Als het zo ligt, zal iemand zeggen, kan het antwoord op de vraag alleen maar 'nee' zijn. Zo simpel ligt het echter niet. Voor de ene kerkganger beschikt een magnetiseur over een 'occulte dosis' maar de ander vindt dat de man een gave van de Heilige Geest ontvangen heeft en dus over een goede dosis beschikt. Volgens de een beschikt een gebedsgenezer over 'occulte gaven' en volgens de ander heeft hij een Geestesgave ontvangen. Om het nog wat ingewikkelder te maken: er zijn ook mensen die zeggen dat dit soort gaven gewoon bij onze natuur horen; alleen, de ene mens krijgt het bij zijn geboorte al mee en de andere niet. Je moet, zo zeggen zij, zo'n 'gave' dan ook als goed of misschien neutraal beschouwen.
Zijn er dan goede en kwade gaven?
Wat lezen we daarover in de Bijbel?
De eerste tekst die onze aandacht trekt is van Jacobus 1 : 17a: Alle goede gave, en alle volmaakte gifte is van boven, van den
Vader der lichten afkomende...'. Uit het verband blijkt dat Jacobus wil zeggen, dat als God ons in een situatie brengt in ons leven, waarin we verzocht worden, dat we die verzoeking dan niet als een kwade gave moeten beschouwen (vs. 13). In tegendeel: ijn eigen begeerlijkheid is het, waardoor ik in verzoeking kom. De gave van de techniek, bijv. de T.V. en Videorecorder, is geen kwade gave op zich, maar het gebruik dat mensen er van maken, die door hun begeerlijkheid geleid worden, brengt wel zonde voort! (vs. 15) Nu is het wel duidelijk dat we door deze techniek in huis te halen, we veelal onszelf in verzoeking brengen, terwijl Jacobus erover spreekt, dat God ons in situaties leidt, waarin de verzoeking tot zonde op ons af komt, om ons te beproeven. (Zoals Christus door de Geest in de woestijn geleid werd, Luc. 4:1). Dat neemt echter niet weg, dat in beide gevallen de zonde niet in de gave ligt, maar in het hart van de mens!

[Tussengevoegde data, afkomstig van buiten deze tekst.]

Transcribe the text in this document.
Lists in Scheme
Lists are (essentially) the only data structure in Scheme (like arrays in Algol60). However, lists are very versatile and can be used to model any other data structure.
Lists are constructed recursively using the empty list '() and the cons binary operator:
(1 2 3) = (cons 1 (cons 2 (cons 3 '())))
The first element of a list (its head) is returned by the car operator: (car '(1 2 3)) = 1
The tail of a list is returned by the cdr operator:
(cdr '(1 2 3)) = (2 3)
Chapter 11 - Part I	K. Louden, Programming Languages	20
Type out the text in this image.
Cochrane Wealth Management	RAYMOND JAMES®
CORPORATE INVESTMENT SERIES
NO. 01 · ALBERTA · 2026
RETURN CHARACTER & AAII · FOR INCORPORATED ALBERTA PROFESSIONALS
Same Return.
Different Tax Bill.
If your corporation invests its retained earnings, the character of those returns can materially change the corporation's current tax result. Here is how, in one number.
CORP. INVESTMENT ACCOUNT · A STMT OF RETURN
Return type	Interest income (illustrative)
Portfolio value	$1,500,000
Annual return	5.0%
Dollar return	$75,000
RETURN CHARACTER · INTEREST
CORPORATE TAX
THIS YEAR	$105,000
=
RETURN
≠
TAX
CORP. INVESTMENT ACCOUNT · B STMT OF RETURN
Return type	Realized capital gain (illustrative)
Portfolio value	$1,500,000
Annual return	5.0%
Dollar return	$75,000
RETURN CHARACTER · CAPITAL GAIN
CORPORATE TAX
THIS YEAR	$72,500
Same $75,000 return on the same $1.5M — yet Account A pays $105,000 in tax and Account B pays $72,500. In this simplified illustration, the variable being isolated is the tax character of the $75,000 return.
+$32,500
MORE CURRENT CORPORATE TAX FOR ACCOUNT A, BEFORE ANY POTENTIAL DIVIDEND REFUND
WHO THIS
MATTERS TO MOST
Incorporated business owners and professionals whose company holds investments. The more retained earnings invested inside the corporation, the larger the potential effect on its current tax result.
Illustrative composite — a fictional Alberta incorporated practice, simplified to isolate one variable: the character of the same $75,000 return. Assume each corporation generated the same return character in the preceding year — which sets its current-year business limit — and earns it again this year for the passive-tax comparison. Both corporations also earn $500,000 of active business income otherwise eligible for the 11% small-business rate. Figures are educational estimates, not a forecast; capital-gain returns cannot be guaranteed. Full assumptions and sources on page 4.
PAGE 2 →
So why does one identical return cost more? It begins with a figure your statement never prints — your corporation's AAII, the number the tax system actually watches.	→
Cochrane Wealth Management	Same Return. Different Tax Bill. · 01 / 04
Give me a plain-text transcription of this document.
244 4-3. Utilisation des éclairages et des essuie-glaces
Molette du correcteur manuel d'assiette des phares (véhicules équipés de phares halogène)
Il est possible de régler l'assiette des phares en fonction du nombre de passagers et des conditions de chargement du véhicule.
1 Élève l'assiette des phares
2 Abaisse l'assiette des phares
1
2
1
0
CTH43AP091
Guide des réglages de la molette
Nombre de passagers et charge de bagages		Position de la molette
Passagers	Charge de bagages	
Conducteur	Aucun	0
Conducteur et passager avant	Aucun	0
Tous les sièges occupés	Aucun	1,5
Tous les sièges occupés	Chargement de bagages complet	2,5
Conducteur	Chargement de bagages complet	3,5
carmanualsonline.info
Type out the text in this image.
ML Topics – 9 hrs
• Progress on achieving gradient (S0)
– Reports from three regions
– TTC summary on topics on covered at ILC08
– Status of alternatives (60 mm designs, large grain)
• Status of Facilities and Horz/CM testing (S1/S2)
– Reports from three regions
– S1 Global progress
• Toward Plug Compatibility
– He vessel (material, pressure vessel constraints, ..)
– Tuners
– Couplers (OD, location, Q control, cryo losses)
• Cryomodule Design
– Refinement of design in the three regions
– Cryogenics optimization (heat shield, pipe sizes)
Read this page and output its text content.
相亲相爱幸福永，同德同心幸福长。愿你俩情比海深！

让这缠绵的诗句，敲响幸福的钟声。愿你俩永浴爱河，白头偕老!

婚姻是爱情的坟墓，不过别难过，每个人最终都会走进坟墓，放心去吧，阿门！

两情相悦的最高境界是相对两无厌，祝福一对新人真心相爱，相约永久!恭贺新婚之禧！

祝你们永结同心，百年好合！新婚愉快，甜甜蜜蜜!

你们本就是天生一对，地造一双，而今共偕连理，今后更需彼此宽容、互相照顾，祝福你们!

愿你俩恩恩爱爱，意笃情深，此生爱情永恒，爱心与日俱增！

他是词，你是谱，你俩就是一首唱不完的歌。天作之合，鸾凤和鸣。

Van God komen alleen goede dingen en daarin is Hij onveranderlijk (vs. 17b). Een wedergeboren mens gaat leren, dat niets in zichzelf kwaad of onrein is. (Rom. 14 : 14 spreekt duidelijke taal in dit verband). Dat geldt van vlees en wijn, zelfs van vlees dat uit een afgodstempel komt! (1 Kor. 10 : 23-33) Maar juist een wedergeborene weet van een oude natuur, die niet met wijn en vlees weet om te gaan, en daarom soms het gebruik moet mijden. Zeker ook, als dit gebruik aanstoot geeft bij anderen (Rorn. 14:13-15). Aan de andere kant is het ook zo, dat als die oude natuur in ons gedood wordt, we ook weer mogen leren met wijn en vlees om te gaan...
Zijn dan alle gaven goed?
Het voorgaande lijkt daar wel voor te pleiten. We kunnen dit nog aanvullen met bijv. de gave van musiceren. Mick Jagger en 'Prince' maken duidelijk een kwaad gebruik van deze gave. Maar bedoelen vele christelijke koren en musici niet juist met hun gave Gods eer te zoelïen?
Een 'begaafd' chirurg kan zijn gave voor een abortusingreep gebruiken, maar ook om een kankergezwel weg te snijden. Maar, zal iemand zeggen, dan geldt hetzelfde toch ook voor iemand die de 'gave' van het magnetiseren heeft, of gebedsgenezing of gedachtenlezen etc... Hoe vaak worden mensen niet geholpen door de magnetiseur of de helderziende. De laatste wordt immers vaak genoeg zelfs door de politie geraadpleegd? Nu moeten we beslist niet ontkennen, dat magnetiseren vaak helpt, en dat er duidelijke resultaten geboekt worden door helderzienden en andere waarzeggers. Vele mensen concluderen uit het feit 'dat het helpt' ook, dat het daarom goed is om er gebruik van te maken.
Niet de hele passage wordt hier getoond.